萌え豚っていうな!

萌えヲタのことを萌え豚となんの根拠もなく言うのを止めさせることを目的としたブログ。自分で言うことも含む。

相撲の八百長疑惑についての報道がおかしい件

 「力士が証言したから八百長はあった」

 このような論調で統一されているようですが、まったく意味が分かりません。

 「力士本人からの証言」に何の価値があるというのでしょう。

 というのも、朝昇龍の「横綱の品格問題」のとき、世間は「ガッツポーズしたって横綱の品格にはもとらない」と彼が訴えたのに対し、「それは力士自身が決めることではない」と一蹴したからです。

 これは「横綱の品格」について提出された「朝昇龍自身の証言」が、「問答無用で却下された」ということなのです。

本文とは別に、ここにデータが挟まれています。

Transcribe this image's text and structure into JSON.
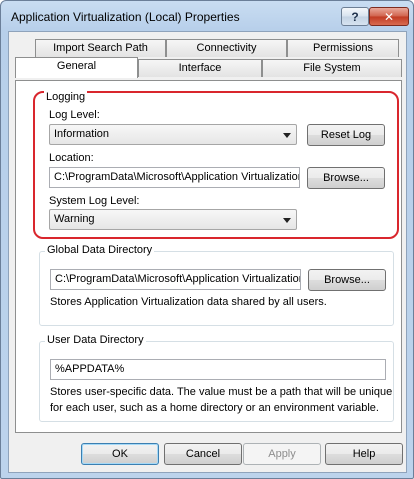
{
  "window": {
    "title": "Application Virtualization (Local) Properties",
    "help_glyph": "?",
    "close_glyph": "✕"
  },
  "tabs": {
    "row1": [
      "Import Search Path",
      "Connectivity",
      "Permissions"
    ],
    "row2": [
      "General",
      "Interface",
      "File System"
    ],
    "active": "General"
  },
  "logging": {
    "group_label": "Logging",
    "log_level_label": "Log Level:",
    "log_level_value": "Information",
    "reset_log": "Reset Log",
    "location_label": "Location:",
    "location_value": "C:\\ProgramData\\Microsoft\\Application Virtualization",
    "browse": "Browse...",
    "system_log_level_label": "System Log Level:",
    "system_log_level_value": "Warning"
  },
  "global_data": {
    "group_label": "Global Data Directory",
    "path_value": "C:\\ProgramData\\Microsoft\\Application Virtualization",
    "browse": "Browse...",
    "description": "Stores Application Virtualization data shared by all users."
  },
  "user_data": {
    "group_label": "User Data Directory",
    "path_value": "%APPDATA%",
    "description_line1": "Stores user-specific data. The value must be a path that will be unique",
    "description_line2": "for each user, such as a home directory or an environment variable."
  },
  "buttons": {
    "ok": "OK",
    "cancel": "Cancel",
    "apply": "Apply",
    "help": "Help"
  },
  "colors": {
    "highlight": "#d9262d",
    "titlebar": "#b7cfea"
  }
}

 ならば「今回の騒動」についても、「八百長をしたという力士自身の証言」は「問答無用で却下」されるべきなのではないでしょうか。

 実際、それはもっと「物的な証拠」によって決められるべきなのであり、世間は「メールの内容がそうだ」と言うのかも知れませんが、これは間違いです。

 なぜなら内容は隠語ばかりではっきりせず、「20万」が「円」なのか何なのか、それすら分からないからです。

 やはり「力士自身の証言に証拠能力はなく、八百長は疑惑のままだ」と言うほかありません。

 あるいは仮の話として「力士にも証拠能力はある」という方向で考えたにしても、「証言の精度」の問題があります。

 ふつうスポーツというのは「どのプレイヤーも人間としては平等」なのですが、相撲の場合「ランクが上にいくほど人間的な信頼度が上がる」という「人格の優劣(横綱の品格問題)」が考慮されるため、今回証言した「名もない力士」の言うことはスルーすべきなのです。

 要するに、ここでは正しい意味で「ザコに発言権はない」のであり、これが「角界の品格」なのです。

 もちろん「世間」からすれば「成績によって発言の許可が下りないなんておかしい」と思うのでしょうが、その「世間」は朝昇龍問題のとき「品格は考慮すべきだ」と結論付けたのですから仕方がない。

 その力士の証言を「信頼すべき証拠」として採用してしまうと、前回と今回で言っていることがズレてしまい、「世間(世論)という裁く側の信頼」が失われます。

 やはり、当の力士の言うことは「下っ端の妄言」としてスルーすべきなのです。

 また「八百長」がなぜいけないかというと、「勝敗が土俵の外で決まるから」ということですが、「土俵の外での振る舞いによって横綱の品格が決まる」という結論がある以上、その理屈はまったくもっておかしい。

 「土俵の中で大事なことが決まらないように仕向けている」のは、ほかならぬ「世間・世論」なのですから。

 簡単にいえば、「相撲」とは「土俵の中=選手」が「土俵の外=世論・メディア・横綱審議委員会・世論」に対して隷属するという、世界で稀に見る「人格の優劣が問われるスポーツ」なのです。*1 *2

*1:ほかの例を挙げると、アメリカのメジャーリーグがそうです。バリー・ボンズのケースに代表されるように、ステロイドなど筋肉増強剤の使用が問題とされた一方で、決着は付かず、彼に対する人格的な批判だけが残りました。

*2:またそれ以外のスポーツでも殺人や不倫など一般に禁止されていることをしたら別で、さすがに選手は人格的な批判に晒されるわけですが、それと今回のケースを一緒にできないのは、「八百長込みのスポーツ」が原理的に否定できないからです。例えばプロレスがそうで、これは「アイドルの彼氏の有無」と同じなのです。要するに「バレなきゃよかった」と。